A call to scrap the tax on light beer could incentivise consumption of this falling category, according to VicHealth chief executive Todd Harper in a Herald Sun article last week.
Harper has called for the tax on light beer to be immediately scrapped, also suggesting the decline in low alcohol beer consumption has potentially led to the increase in alcohol-related violence.
Distilled Spirits Industry Council of Australia (DSICA) has welcomed Harper’s call, which also highlights their concerns with the taxation of alcohol.
“Because of the different way taxes apply to spirits and beer, low-alcohol RTDs cannot be competitively priced against light beer. So there is no incentive for manufacturers to make them, nor for consumers to buy them,” DSICA’s Stephen Riden said.
“That was the situation before the 70 per cent tax hike last April and it is even worse now.”

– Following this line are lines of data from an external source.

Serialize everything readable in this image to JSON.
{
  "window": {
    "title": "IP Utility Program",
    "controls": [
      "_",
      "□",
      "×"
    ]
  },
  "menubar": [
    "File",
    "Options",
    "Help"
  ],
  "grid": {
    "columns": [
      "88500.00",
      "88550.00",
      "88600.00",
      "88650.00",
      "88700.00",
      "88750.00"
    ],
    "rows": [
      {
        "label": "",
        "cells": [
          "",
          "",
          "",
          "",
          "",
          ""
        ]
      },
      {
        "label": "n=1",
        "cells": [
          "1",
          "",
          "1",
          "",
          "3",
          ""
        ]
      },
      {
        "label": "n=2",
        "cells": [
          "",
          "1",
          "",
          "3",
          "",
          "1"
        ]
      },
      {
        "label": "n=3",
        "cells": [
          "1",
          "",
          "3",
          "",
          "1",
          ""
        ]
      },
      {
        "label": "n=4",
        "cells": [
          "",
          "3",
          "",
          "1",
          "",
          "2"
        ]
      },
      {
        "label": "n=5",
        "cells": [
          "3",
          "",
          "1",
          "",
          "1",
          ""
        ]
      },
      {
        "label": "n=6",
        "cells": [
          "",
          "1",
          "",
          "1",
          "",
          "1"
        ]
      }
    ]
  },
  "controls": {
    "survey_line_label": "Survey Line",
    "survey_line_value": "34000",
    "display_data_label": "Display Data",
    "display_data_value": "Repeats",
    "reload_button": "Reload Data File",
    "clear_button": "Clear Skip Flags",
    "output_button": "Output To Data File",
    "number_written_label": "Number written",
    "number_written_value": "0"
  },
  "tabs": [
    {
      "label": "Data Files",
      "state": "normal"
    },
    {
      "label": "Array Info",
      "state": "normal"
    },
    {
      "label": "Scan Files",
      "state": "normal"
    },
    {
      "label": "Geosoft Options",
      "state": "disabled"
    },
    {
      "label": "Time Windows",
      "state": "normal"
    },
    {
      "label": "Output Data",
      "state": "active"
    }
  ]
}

The Henry Taxation Review into alcohol taxation, commissioned by the Federal Government, is due for release by the end of the year.
DSICA is arguing for a graduated volumetric tax system in its submission, which would see products taxed according to the level of alcohol they contain.
“It’s time for alcohol taxes to be fixed so that we don’t continue to create unintended social consequences. Now is the time to get this right, otherwise you’ll have a legacy of bad policy for years to come,” Riden said.